I will just delete the rooms I am not in anymore using the purge_history API.

The following instructions are for "educational" purposes, I've found much easier to use the script matrix_prune_messages_v1.sh with a little addition: as per the documentation, one can also delete local events (which I am fine with) by adding {"delete_local_events": true} to the payload.

Example: create a timestamp of 1 year ago:

$ date --date='365 days ago' +%s000
1735246662000

Start purging events older than 1 year:

curl -X POST http://127.0.0.1:8008/_synapse/admin/v1/purge_history/<room_id> \
    -H "Content-Type: application/json" \
    -H "Authorization: Bearer $TOKEN" \
    -d { "delete_local_events": true, "purge_up_to_ts": 1735246662000 } \
    | jq .

The server returns a purge_id that can be polled to check when the operation finishes.

curl http://127.0.0.1:8008/_synapse/admin/v1/purge_history_status/<purge_id> \
    -H "Authorization: Bearer $TOKEN" \
    -H "Content-Type: application/json" \
    | jq .

I run a server since many years, so this did take down the number of records (as expected).

§ Delete local media

Another thing I am not interested is storing media files.

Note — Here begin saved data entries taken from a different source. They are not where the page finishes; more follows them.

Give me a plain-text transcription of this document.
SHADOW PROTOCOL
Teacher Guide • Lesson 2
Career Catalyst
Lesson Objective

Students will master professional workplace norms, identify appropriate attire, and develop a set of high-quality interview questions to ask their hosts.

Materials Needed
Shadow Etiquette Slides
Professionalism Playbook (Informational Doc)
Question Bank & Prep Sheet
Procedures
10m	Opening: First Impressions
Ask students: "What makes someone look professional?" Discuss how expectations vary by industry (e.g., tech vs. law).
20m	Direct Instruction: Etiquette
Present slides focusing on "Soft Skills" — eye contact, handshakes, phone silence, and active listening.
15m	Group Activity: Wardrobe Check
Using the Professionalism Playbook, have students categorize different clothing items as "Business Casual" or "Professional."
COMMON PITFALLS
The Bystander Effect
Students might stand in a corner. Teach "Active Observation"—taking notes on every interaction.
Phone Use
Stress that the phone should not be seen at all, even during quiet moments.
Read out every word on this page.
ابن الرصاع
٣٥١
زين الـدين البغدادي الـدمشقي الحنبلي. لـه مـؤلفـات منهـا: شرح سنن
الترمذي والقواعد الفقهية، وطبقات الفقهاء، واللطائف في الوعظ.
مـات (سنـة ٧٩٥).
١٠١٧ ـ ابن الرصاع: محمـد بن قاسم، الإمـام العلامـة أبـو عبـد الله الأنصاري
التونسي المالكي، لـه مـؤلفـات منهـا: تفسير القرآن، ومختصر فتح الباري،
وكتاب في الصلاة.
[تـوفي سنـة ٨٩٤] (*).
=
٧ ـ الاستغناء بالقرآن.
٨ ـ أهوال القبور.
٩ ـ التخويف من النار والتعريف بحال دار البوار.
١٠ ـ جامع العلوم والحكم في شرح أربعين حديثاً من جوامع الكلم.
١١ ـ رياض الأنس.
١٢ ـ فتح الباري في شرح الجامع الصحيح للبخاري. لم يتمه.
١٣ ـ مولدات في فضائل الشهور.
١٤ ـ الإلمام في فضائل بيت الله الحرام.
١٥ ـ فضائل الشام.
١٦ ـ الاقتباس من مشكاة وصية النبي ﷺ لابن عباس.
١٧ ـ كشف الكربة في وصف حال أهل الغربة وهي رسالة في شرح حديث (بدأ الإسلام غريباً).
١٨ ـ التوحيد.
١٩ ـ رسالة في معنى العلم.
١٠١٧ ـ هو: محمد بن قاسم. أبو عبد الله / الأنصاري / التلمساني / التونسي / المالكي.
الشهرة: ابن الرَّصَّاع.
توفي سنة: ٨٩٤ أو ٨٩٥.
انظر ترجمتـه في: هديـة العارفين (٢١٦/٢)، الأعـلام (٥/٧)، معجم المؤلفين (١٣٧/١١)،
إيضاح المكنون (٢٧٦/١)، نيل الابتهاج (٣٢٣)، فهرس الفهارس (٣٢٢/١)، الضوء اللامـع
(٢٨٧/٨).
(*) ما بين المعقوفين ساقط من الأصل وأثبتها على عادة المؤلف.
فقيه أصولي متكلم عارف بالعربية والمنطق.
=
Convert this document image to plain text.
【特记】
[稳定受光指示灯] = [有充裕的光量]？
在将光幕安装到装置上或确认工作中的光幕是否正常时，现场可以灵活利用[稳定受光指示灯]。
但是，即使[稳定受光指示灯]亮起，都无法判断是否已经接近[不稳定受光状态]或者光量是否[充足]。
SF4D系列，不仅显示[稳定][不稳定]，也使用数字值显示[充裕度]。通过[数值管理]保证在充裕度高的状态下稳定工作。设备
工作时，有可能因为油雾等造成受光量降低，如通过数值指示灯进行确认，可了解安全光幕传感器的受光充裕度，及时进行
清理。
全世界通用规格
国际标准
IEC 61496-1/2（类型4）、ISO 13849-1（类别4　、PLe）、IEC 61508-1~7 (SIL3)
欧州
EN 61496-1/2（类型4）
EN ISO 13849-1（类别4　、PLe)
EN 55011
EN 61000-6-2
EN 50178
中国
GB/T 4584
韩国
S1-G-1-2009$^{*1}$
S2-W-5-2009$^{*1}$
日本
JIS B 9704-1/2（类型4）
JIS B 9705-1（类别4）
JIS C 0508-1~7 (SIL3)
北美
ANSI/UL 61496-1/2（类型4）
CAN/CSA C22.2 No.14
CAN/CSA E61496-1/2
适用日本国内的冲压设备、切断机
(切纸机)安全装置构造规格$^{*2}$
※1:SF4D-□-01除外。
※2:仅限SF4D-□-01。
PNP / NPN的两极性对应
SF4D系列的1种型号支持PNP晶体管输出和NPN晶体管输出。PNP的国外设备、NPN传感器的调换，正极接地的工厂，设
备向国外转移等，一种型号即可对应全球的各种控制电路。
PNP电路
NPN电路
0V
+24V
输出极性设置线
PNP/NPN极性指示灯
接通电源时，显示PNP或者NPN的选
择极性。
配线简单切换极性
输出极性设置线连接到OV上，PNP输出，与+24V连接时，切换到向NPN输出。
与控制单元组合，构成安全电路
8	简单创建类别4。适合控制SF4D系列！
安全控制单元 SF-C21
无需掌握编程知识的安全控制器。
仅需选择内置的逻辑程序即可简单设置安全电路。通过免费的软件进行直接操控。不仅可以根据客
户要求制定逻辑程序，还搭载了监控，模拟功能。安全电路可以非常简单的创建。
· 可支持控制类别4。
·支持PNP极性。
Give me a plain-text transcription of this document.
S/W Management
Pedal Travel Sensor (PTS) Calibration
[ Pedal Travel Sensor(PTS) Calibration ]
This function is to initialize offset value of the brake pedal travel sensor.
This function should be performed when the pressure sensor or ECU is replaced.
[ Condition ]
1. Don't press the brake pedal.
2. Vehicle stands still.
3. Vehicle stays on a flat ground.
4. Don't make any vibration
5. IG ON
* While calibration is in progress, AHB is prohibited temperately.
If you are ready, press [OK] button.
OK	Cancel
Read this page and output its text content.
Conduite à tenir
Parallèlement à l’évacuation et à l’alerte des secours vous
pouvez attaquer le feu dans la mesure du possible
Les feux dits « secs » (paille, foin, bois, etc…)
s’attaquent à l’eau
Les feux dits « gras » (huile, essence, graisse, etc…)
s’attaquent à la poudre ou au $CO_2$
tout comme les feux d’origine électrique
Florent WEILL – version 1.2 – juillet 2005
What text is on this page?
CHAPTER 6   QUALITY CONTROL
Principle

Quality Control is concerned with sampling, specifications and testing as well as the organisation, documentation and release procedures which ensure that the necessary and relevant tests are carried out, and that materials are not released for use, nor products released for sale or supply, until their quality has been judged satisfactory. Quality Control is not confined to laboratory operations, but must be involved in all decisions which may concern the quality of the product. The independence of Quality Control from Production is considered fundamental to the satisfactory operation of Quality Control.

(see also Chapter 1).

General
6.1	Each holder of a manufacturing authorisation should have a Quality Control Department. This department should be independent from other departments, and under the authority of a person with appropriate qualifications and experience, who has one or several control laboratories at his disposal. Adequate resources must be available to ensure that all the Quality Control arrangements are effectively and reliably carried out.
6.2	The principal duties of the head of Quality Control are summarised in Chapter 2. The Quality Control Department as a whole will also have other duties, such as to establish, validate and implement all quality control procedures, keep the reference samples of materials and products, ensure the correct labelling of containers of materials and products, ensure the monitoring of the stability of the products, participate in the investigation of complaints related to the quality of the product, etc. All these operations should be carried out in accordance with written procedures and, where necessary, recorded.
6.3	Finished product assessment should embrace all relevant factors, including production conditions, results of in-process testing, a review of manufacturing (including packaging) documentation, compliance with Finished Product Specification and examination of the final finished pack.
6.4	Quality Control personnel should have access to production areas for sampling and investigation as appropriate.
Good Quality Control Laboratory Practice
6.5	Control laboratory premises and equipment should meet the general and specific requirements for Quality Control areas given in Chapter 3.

I removed all media files older than a week.

Timestamp of 7 days ago:

$ date --date='7 days ago' +%s000
1766186437000

Delete the files:

curl -X POST 'http://127.0.0.1:8008/_synapse/admin/v1/media/delete?before_ts=1766186437000' \
    -H "Authorization: Bearer $TOKEN" \
    -H "Content-Type: application/json" \
    | jq .

This reclaimed immediately about 1GiB disk space (which is a lot, considering how little users my server has).

§ Compact Postgres database

And now the cherry on top: running a VACUUM FULL; will now free a lot of disk space.

§ Conclusions

In the end the size of the database dump went down from 744 MiB to 104 MiB, that's a great win! I cannot imagine the space one can reclaim on a much busier server.

The next step is probably to setup a procedure (even better a script) to automate these actions and maybe run them once a year.